OSHA Withdraws Vax-or-Test ETS, Plans to Issue Permanent Healthcare Standard


On January 25, 2022, the Occupational Safety and Health Administration announced that it was withdrawing its beleaguered Emergency Temporary Standard that required employers with 100+ employees to mandate employees to be vaccinated or subject to weekly COVID-19 testing. With this action, the vax-or-test mandate is no more – for now. However, healthcare employers should be aware that, in addition to the Center for Medicare and Medicaid Services’ vaccine mandate that was recently allowed to take effect by the Supreme Court, they will soon be subject to a permanent standard replacing the healthcare ETS that OSHA previously withdrew in December 2021. 

Possible Permanent Vax-or-Test Standard? In its statement, OSHA clarifies that it is not withdrawing the vax-or-test ETS as a proposed rule – meaning that a version of the ETS could issue as a permanent standard at some point in the future. The notice and comment period for the proposed rule closed on January 19, 2022. Presumably OSHA will review any comments that it received, along with restrictions indicated by the Supreme Court’s opinion in staying the ETS (which we discussed in our January 13, 2022 E-lert).

Forthcoming Permanent Healthcare Standard? In addition, healthcare employers should note OSHA asserts that it is focused on finalizing a permanent healthcare standard. This follows its withdrawal of the healthcare ETS in December 2021, upon the expiration of the standard 6-month lifespan of an ETS.

In the meantime, on its healthcare ETS webpage, OSHA states that it will rely upon the General Duty Clause and its general standards, including the Personal Protective Equipment and Respiratory Protection standards, to protect healthcare workers. Specifically, OSHA asserts that “OSHA will accept compliance with the terms of the Healthcare ETS as satisfying employers’ related obligations under the general duty clause, respiratory protection, and PPE standards.
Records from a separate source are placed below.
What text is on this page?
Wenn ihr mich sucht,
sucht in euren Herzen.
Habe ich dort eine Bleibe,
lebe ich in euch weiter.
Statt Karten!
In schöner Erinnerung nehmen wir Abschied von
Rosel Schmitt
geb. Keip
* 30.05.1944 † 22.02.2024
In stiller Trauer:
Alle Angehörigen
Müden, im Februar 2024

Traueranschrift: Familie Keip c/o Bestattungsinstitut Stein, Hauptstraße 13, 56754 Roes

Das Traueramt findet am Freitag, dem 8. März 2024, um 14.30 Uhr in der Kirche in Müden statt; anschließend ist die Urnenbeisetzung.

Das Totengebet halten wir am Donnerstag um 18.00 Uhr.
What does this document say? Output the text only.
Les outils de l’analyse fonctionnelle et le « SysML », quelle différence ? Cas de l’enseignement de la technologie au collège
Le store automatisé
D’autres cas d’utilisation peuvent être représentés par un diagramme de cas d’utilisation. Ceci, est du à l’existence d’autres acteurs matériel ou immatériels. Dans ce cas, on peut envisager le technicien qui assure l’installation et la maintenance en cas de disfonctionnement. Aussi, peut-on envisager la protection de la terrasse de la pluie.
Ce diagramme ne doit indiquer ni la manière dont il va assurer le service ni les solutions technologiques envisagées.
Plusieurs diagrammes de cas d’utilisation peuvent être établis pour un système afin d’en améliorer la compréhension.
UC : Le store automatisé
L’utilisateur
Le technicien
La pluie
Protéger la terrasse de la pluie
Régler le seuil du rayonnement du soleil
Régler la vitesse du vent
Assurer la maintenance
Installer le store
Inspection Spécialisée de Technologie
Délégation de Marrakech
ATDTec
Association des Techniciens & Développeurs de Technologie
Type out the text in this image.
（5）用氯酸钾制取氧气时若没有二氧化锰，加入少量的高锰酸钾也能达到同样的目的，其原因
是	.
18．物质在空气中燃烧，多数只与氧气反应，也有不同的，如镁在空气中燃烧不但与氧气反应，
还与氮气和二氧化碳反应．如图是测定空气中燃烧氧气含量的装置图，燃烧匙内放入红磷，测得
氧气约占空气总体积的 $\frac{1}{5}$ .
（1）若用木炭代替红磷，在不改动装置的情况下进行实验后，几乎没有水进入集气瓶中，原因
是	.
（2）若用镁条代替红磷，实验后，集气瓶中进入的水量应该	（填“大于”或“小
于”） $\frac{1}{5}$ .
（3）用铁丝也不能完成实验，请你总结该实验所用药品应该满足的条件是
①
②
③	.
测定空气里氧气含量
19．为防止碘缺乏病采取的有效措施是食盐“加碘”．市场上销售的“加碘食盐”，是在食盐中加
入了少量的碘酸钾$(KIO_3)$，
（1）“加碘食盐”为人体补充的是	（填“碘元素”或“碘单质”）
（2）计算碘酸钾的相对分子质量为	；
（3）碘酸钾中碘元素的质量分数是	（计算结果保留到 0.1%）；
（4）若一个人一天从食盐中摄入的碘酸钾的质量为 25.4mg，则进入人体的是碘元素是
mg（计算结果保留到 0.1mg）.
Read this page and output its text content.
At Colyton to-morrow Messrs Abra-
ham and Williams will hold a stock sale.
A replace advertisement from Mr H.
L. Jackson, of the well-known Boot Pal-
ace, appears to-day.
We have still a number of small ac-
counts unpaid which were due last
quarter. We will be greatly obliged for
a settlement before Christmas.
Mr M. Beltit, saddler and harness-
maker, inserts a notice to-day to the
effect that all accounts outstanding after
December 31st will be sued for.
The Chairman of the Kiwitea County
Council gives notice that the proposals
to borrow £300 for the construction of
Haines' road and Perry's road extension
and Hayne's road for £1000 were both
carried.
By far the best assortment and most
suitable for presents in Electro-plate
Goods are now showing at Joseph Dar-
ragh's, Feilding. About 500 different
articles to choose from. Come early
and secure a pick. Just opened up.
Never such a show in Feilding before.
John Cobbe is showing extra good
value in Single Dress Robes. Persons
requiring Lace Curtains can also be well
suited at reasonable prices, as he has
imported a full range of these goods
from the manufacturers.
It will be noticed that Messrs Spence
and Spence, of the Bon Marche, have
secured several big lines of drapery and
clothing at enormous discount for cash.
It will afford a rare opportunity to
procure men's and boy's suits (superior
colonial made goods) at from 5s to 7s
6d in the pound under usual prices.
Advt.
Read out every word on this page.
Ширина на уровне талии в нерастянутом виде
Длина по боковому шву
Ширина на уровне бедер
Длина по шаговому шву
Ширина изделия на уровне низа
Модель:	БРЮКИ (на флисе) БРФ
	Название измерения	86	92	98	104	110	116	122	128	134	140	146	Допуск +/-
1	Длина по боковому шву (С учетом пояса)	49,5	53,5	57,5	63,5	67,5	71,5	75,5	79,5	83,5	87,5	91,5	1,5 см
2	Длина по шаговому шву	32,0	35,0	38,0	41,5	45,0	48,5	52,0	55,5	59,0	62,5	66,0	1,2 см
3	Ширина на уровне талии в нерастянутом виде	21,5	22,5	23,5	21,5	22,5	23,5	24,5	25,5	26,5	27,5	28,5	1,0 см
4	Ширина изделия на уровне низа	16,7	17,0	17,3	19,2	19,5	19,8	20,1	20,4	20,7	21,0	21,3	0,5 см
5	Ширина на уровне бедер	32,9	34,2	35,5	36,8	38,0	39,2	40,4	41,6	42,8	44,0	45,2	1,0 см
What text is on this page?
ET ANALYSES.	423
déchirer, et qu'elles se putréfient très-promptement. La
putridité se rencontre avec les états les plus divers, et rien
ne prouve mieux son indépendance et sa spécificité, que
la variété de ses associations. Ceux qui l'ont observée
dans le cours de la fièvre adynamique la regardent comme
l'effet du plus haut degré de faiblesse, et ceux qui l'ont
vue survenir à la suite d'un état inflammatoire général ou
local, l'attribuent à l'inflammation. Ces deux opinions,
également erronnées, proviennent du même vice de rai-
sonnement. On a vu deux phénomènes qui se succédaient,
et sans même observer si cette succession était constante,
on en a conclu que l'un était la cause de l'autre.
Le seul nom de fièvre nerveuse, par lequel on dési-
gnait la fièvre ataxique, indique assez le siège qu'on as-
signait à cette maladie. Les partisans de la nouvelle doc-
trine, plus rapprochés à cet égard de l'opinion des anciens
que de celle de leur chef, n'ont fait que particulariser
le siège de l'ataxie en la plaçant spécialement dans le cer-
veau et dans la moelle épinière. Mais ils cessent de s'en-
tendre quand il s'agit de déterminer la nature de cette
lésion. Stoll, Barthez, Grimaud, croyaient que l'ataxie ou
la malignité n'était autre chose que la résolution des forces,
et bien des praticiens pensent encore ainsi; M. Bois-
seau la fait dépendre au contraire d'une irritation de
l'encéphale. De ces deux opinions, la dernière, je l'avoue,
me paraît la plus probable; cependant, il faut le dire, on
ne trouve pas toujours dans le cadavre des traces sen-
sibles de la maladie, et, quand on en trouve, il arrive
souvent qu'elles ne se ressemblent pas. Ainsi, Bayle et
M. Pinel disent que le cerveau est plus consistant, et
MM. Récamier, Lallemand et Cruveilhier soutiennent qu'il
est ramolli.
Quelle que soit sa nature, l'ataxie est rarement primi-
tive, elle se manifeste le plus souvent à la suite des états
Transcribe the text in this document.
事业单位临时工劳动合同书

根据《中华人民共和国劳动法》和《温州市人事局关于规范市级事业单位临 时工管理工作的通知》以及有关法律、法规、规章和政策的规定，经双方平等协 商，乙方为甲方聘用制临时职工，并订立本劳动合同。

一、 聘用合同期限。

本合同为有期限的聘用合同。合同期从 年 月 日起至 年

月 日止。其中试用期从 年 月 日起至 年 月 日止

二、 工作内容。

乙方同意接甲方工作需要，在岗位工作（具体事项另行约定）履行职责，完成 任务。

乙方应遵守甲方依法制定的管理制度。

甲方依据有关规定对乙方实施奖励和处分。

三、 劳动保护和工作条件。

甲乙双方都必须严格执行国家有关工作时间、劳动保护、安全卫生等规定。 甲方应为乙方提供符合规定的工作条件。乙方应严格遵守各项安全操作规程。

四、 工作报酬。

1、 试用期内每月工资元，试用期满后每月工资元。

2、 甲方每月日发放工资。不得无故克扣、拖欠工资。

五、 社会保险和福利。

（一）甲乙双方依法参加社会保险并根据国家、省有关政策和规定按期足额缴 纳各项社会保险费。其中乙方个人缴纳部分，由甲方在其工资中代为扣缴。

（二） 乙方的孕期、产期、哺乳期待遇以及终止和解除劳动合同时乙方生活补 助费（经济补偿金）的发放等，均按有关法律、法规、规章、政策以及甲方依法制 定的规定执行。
Continued adherence to the terms of the healthcare ETS is the simplest way for employers in healthcare settings to protect their employees’ health and ensure compliance with their OSH Act obligations.” And it cautions healthcare employers that “the terms of the Healthcare ETS remain relevant in general duty cases in that they show that COVID-19 poses a hazard in the healthcare industry and that there are feasible means of abating the hazard.” Thus, healthcare employers can expect OSHA to push continued compliance with the ETS, despite its withdrawal.

Notably, the original healthcare ETS did not require vaccination. While the Interim Final Rule from the Centers for Medicare and Medicaid Services, which the Supreme Court allowed to take effect, mandates vaccination of employees of Medicare- and Medicaid-certified employers, this group of employers is not as extensive as the group that was covered by the original healthcare ETS. Thus, it is quite possible that a permanent standard will incorporate a vaccine mandate.